Huffman encourages his clients to be "savvy consumers" by shopping around for the best value in insurance, particularly for home and automobile.
"Check on how these companies perform (through) the Better Business Bureau," he said. "But be sure you're comparing apples to apples. One company may be way cheaper but may not provide the same level of coverage."
Even those who have health insurance are often surprised by how much they must pay out of pocket beyond their co-pays, experts say.
While it's impossible to predict future health care costs, it is important to have enough money in savings to cover your deductible, they say, and having more than that (possibly thousands more) is a good idea because there are some things that insurance doesn't cover.
When it comes to health savings accounts or flexible spending accounts, Huffman does recommend participating in those plans.
"For the most part, you should be taking advantage of that; those are pre-tax dollars," he said.
"If there's a health issue you're frequently going in for or you have a regular medical expense, (the flexible or spending plans are) where you're going to get more bang for your buck."
While tuition is usually the costliest aspect of your child's education, it's often other things - computers, supplies, fees and extracurricular expenses - that surprise parents each year.
In 2014, the average family with a child in kindergarten through high school was estimated to have spent $670 on average on back-to-school supplies. Costs for participation in sports and extracurricular activities will go higher as your child gets older.

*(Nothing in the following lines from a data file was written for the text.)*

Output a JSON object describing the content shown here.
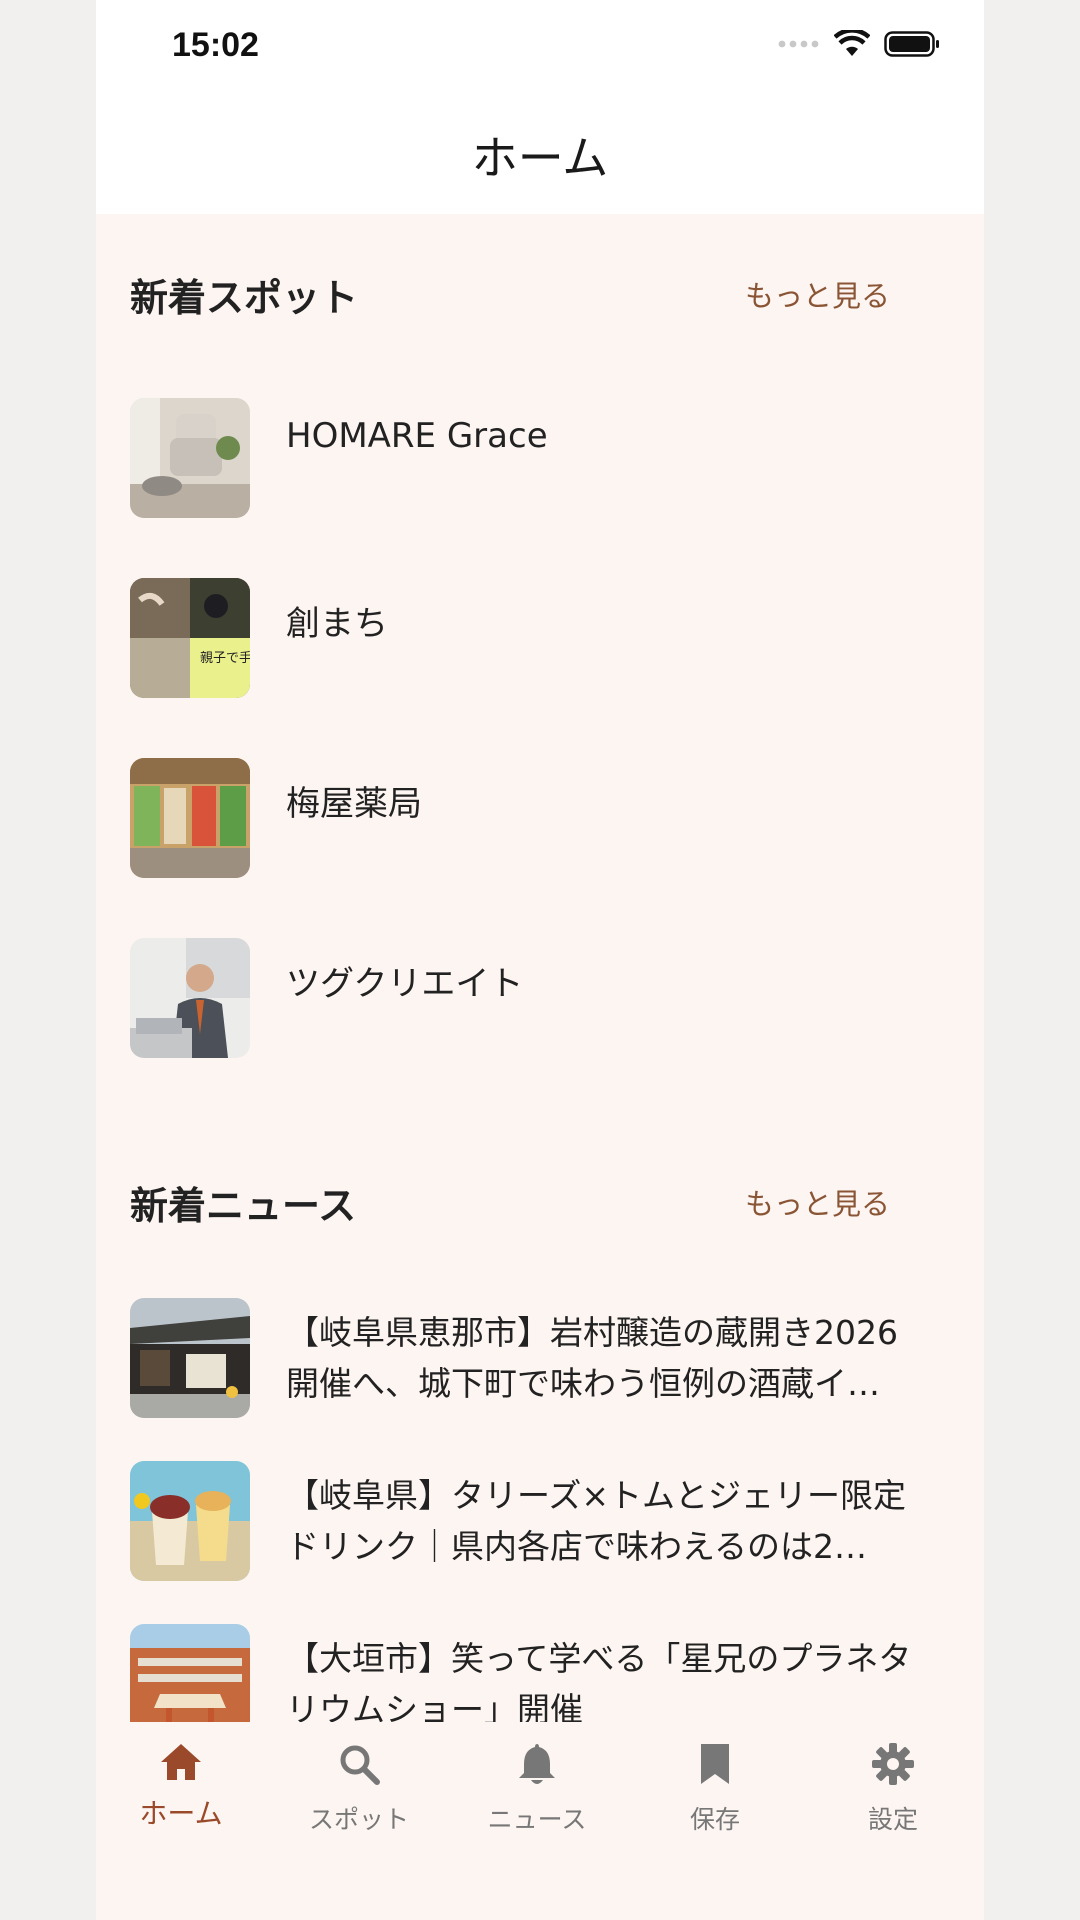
{
  "status": {
    "time": "15:02"
  },
  "header": {
    "title": "ホーム"
  },
  "spots": {
    "title": "新着スポット",
    "more": "もっと見る",
    "items": [
      {
        "name": "HOMARE Grace"
      },
      {
        "name": "創まち"
      },
      {
        "name": "梅屋薬局"
      },
      {
        "name": "ツグクリエイト"
      }
    ]
  },
  "news": {
    "title": "新着ニュース",
    "more": "もっと見る",
    "items": [
      {
        "text": "【岐阜県恵那市】岩村醸造の蔵開き2026開催へ、城下町で味わう恒例の酒蔵イ…"
      },
      {
        "text": "【岐阜県】タリーズ×トムとジェリー限定ドリンク｜県内各店で味わえるのは2…"
      },
      {
        "text": "【大垣市】笑って学べる「星兄のプラネタリウムショー」開催"
      }
    ]
  },
  "tabs": [
    {
      "label": "ホーム",
      "icon": "home-icon",
      "active": true
    },
    {
      "label": "スポット",
      "icon": "search-icon"
    },
    {
      "label": "ニュース",
      "icon": "bell-icon"
    },
    {
      "label": "保存",
      "icon": "bookmark-icon"
    },
    {
      "label": "設定",
      "icon": "gear-icon"
    }
  ],
  "colors": {
    "accent": "#9a4a2a",
    "link": "#8a5535",
    "background": "#fdf5f2"
  }
}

If you have a child in college, unforeseen expenses could be even higher, experts say. While you likely know what tuition and room and board will be, you may also get hit with expenses like on-campus parking, sorority or fraternity fees and other extracurricular expenses.
These kinds of unexpected costs - along with travel to and from home for holidays - could add up to thousands of dollars each year.
"Sit down and take stock of what (school-related costs are) running you," Huffman recommends. "It's not hard to look back and figure what you spent."
By looking over past bank statements and pulling out specific expenses, "you can get a realistic amount" to use in planning for school-related costs in your annual budget.